I'm slowly evolving from the intimidated position of choking down the sludge that I am dished out in belief that it's what I deserve based on what I have been told by the outside world, to knowing and believing that I am the one who gets to decide what I deserve and can digest the consequences of my actions accordingly, along with the rewards of the fearless taking of what is mine without remorse. Crappy things happen in life. Sometimes we don't deserve them. Thinking I can avoid them by imagining good things is just a setup for major disappointment.

But good things happen too.

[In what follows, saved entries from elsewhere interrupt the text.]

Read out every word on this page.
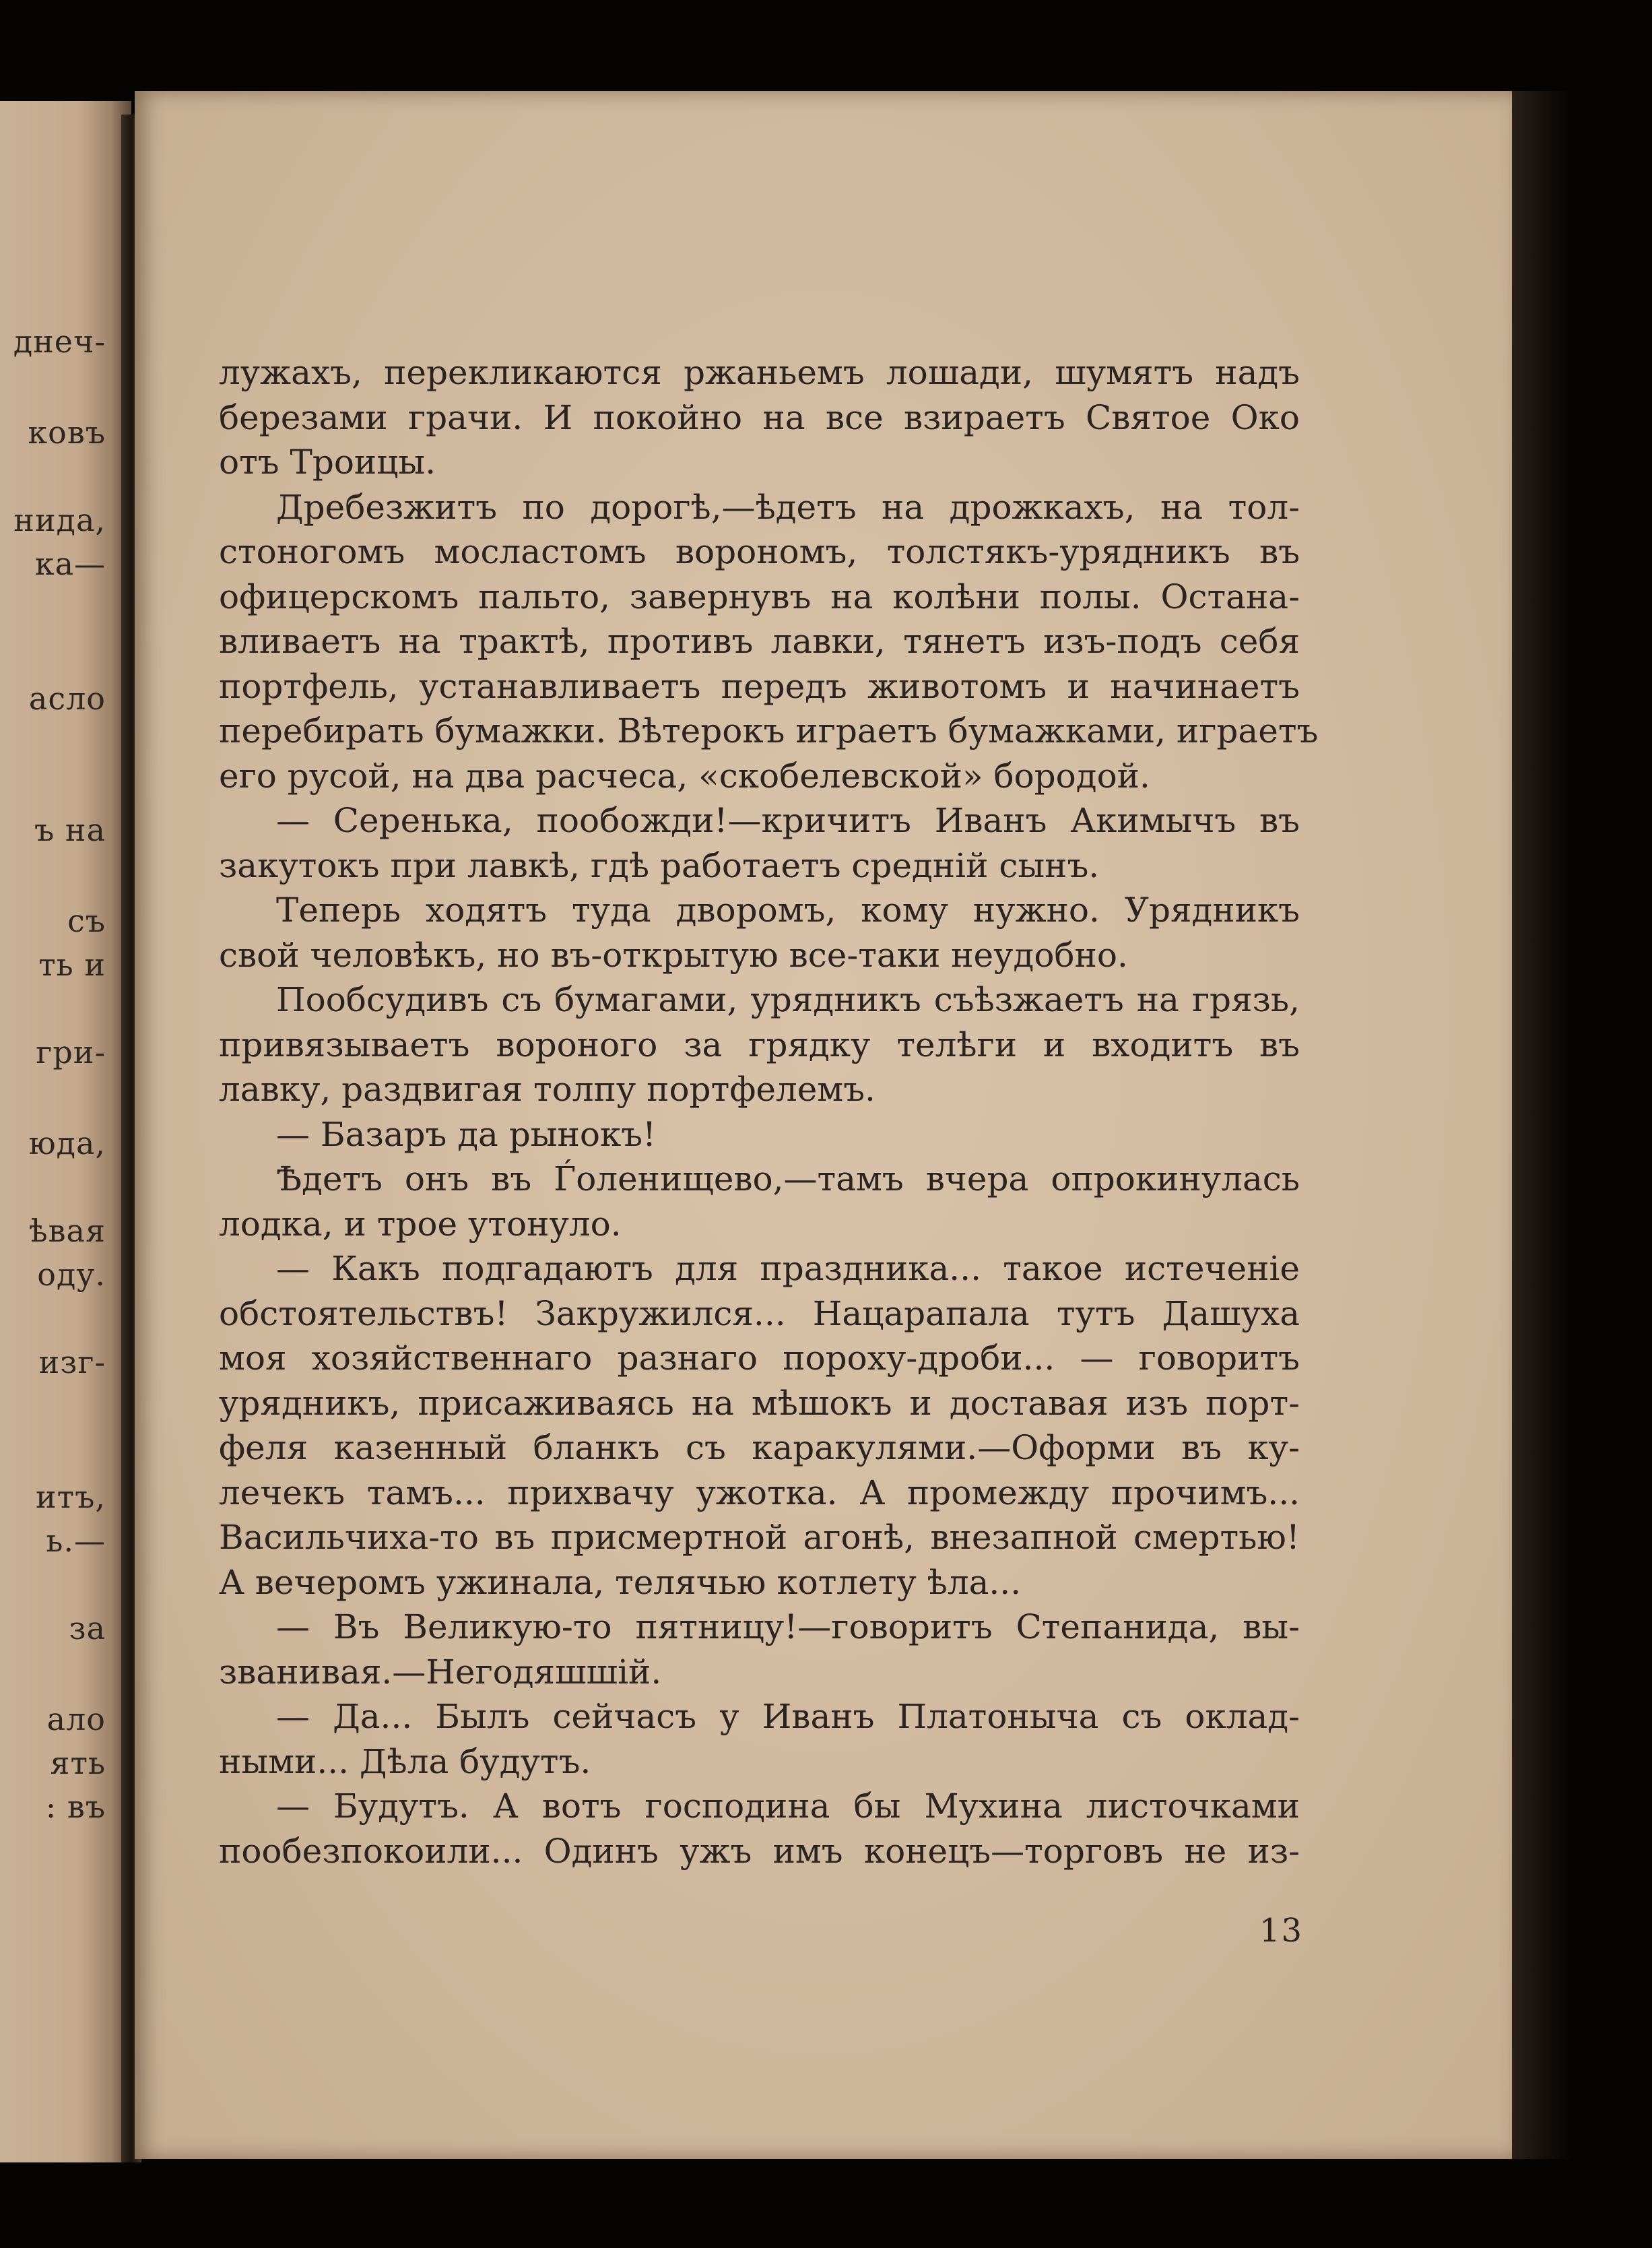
днеч-
ковъ
нида,
ка—
асло
ъ на
съ
ть и
гри-
юда,
ѣвая
оду.
изг-
итъ,
ь.—
за
ало
ять
: въ
лужахъ, перекликаются ржаньемъ лошади, шумятъ надъ
березами грачи. И покойно на все взираетъ Святое Око
отъ Троицы.
Дребезжитъ по дорогѣ,—ѣдетъ на дрожкахъ, на тол-
стоногомъ мосластомъ ворономъ, толстякъ-урядникъ въ
офицерскомъ пальто, завернувъ на колѣни полы. Остана-
вливаетъ на трактѣ, противъ лавки, тянетъ изъ-подъ себя
портфель, устанавливаетъ передъ животомъ и начинаетъ
перебирать бумажки. Вѣтерокъ играетъ бумажками, играетъ
его русой, на два расчеса, «скобелевской» бородой.
— Серенька, пообожди!—кричитъ Иванъ Акимычъ въ
закутокъ при лавкѣ, гдѣ работаетъ средній сынъ.
Теперь ходятъ туда дворомъ, кому нужно. Урядникъ
свой человѣкъ, но въ-открытую все-таки неудобно.
Пообсудивъ съ бумагами, урядникъ съѣзжаетъ на грязь,
привязываетъ вороного за грядку телѣги и входитъ въ
лавку, раздвигая толпу портфелемъ.
— Базаръ да рынокъ!
Ѣдетъ онъ въ Ѓоленищево,—тамъ вчера опрокинулась
лодка, и трое утонуло.
— Какъ подгадаютъ для праздника... такое истеченіе
обстоятельствъ! Закружился... Нацарапала тутъ Дашуха
моя хозяйственнаго разнаго пороху-дроби... — говоритъ
урядникъ, присаживаясь на мѣшокъ и доставая изъ порт-
феля казенный бланкъ съ каракулями.—Оформи въ ку-
лечекъ тамъ... прихвачу ужотка. А промежду прочимъ...
Васильчиха-то въ присмертной агонѣ, внезапной смертью!
А вечеромъ ужинала, телячью котлету ѣла...
— Въ Великую-то пятницу!—говоритъ Степанида, вы-
званивая.—Негодяшшій.
— Да... Былъ сейчасъ у Иванъ Платоныча съ оклад-
ными... Дѣла будутъ.
— Будутъ. А вотъ господина бы Мухина листочками
пообезпокоили... Одинъ ужъ имъ конецъ—торговъ не из-
13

Not because I imagine them, but because I have decided to move forward one (sometimes painful) step at a time in the direction that I know is right and that opens doors. Sometimes, occasionally, or, if I am honest, often, The direction that "I knew" was right ends up being slightly off course, but I have learned from experience that there is something down every path for me, even if it's the wrong one. Because no wrong turns. Because sometimes the wrong way ends up being the adventure you didn't expect that changes your life. Sometimes it seems like a lucky break, but most of the times I've been lucky it's because a step that I took somewhere along the way put me in the position to run into an opportunity. Seneca says that "Luck Is What Happens When Preparation Meets Opportunity," and I want to be prepared for the opportunities, not just wishing for them.

If manifesting works for my friend (who is still wrong), then that's great, but I see the hard work that he's doing, the steps he's taking, to "manifest" the good things and open doors in his life. If he wants to give credit to some higher mystical powers for his wins, that's his choice, but I plan on taking credit for the shit that I have to slog through to get where I want to be.

I believe in good things alright, I can see them in my mind's eye, but imagining and hoping isn't the thing. It's the getting back up and dusting off your ass when life kicks you square in the gut and tells you to stay down - that's what wins the day. It's the courage to ask for what you know you deserve, and not apologize, which I am still learning. It's the balls to keep going, step by step, down a path that sometimes seems bleak and endless and lonely, knowing that right around one of those corners all the trudging will pay off for a little while. But it's the trudging, not the dreaming, that gets you around the corner.

So what he calls manifesting I call manual labor, or hard work, and we can agree to disagree. (But I am still right.)